MicroTek have created a technique to pasteurise opaque liquid food streams at ambient temperatures as a highly energy efficient alternative to thermal pasteurisation or chemical preservation.
The MicroTek system is already being used commercially to pasteurise flavoured sugar syrups with a 95% saving in energy verses previous thermal processes. Plus it has also been used commercially for extending the shelf life of chill chain smoothies and fresh squeezed orange juice.
More recently MicroTek have been working with Reaseheath College to look at the potential benefits of the system within the dairy industry – and recent trials have highlighted ESL of milk and pasteurisation of milk for cheese manufacture to be two areas worthy of further work.

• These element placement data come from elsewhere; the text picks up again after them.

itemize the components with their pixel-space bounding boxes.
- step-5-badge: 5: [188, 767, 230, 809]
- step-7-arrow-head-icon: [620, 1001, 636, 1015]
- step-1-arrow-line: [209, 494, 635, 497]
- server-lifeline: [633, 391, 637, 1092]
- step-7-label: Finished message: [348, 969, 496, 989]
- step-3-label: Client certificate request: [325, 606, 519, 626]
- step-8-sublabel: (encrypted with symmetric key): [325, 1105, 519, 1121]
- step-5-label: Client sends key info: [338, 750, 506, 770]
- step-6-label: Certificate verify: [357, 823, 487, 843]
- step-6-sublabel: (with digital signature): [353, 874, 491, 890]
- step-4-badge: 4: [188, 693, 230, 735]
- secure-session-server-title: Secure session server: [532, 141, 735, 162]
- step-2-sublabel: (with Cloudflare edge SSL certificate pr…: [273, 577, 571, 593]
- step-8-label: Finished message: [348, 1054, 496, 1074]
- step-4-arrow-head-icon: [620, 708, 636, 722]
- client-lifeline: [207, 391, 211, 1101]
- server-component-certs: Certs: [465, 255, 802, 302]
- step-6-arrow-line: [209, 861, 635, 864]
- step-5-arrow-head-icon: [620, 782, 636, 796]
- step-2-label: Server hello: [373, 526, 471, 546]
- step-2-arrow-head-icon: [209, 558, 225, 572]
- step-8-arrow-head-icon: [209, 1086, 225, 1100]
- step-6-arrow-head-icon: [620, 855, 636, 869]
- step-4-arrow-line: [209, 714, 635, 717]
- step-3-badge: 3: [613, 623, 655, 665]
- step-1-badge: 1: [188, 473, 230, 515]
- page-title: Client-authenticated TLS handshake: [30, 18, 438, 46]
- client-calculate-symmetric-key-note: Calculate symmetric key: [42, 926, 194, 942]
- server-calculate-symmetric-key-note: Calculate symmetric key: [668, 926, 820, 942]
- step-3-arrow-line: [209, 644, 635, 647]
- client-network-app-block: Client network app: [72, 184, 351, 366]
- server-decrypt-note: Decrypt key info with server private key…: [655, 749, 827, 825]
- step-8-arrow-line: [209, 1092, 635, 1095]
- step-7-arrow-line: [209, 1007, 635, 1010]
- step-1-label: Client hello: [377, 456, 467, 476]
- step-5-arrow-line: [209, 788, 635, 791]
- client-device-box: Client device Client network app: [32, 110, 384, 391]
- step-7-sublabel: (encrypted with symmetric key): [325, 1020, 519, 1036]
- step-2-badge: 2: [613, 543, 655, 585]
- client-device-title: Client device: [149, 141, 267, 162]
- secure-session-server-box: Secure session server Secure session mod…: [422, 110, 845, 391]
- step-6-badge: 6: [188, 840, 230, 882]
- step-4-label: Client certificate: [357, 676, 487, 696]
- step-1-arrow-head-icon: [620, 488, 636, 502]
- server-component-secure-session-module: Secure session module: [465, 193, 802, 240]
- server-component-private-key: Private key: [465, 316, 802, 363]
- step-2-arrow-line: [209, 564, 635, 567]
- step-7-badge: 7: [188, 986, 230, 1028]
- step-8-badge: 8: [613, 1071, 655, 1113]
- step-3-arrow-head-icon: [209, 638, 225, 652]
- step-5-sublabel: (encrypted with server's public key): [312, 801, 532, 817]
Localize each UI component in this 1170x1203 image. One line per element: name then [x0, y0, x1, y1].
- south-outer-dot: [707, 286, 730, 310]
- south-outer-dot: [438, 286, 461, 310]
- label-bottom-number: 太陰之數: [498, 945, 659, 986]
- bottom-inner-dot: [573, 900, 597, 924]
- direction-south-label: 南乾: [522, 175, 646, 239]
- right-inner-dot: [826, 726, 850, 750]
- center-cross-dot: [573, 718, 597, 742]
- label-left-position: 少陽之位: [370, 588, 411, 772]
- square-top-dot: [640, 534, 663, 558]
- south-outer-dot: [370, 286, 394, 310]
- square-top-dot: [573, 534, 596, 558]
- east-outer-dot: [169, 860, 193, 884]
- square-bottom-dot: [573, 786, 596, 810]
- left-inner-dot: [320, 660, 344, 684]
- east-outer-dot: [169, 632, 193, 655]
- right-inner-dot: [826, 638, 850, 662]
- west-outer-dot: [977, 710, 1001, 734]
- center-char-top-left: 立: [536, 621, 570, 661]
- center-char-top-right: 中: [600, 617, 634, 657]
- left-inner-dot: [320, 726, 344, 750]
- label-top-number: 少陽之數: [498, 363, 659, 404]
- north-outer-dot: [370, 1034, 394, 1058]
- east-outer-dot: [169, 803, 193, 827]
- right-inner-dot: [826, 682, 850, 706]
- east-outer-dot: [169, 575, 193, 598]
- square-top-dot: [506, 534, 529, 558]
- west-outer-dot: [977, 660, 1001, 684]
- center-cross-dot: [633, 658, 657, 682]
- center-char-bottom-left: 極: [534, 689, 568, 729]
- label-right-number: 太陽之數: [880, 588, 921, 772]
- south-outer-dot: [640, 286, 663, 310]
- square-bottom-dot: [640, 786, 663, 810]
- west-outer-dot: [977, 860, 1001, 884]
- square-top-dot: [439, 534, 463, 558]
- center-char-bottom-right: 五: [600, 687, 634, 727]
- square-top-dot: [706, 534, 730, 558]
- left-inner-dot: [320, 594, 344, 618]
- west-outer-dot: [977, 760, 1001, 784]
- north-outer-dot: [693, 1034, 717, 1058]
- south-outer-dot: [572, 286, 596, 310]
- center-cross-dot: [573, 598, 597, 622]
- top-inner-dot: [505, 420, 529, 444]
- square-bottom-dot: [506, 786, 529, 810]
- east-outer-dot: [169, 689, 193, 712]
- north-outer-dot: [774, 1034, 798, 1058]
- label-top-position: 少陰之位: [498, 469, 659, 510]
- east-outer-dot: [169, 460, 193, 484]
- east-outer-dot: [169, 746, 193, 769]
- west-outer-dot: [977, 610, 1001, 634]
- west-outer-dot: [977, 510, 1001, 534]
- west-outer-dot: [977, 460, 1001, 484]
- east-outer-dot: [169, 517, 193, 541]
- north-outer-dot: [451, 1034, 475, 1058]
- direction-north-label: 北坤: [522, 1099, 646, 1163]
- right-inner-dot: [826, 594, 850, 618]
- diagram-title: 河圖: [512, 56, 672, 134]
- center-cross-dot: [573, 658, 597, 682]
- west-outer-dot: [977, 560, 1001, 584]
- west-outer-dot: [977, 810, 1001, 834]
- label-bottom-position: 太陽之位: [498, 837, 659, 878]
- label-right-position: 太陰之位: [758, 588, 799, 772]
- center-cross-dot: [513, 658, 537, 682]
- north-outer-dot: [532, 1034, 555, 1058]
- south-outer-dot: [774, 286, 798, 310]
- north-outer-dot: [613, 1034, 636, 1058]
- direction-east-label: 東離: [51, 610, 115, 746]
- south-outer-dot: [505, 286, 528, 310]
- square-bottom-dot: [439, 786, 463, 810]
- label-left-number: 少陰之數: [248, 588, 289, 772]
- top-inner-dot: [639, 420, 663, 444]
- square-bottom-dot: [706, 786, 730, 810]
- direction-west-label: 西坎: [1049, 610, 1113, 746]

The MicroTek PurePulseTM system installed in Reaseheath Food Centre is available for customer trials outside of the dairy industry too. Other liquid foods such as cider, beer, wine, fruit juices, sugar syrups, sauces and soft drinks can all be trialled. As well as energy saving benefits, there is also reduced infrastructure and capital requirement, as well as reduced operational costs, such as cleaning – which is also good for helping with sustainability strategies.
Above are two images from MicroTek’s equipment which form part of their current portfolio:
The MicroTek PureWaveTM MP2 unit is designed for smaller scale pasteurisation sites such as farms, while the MicroTek UVM2 Air steriliser treats 1020m3 of air per hour.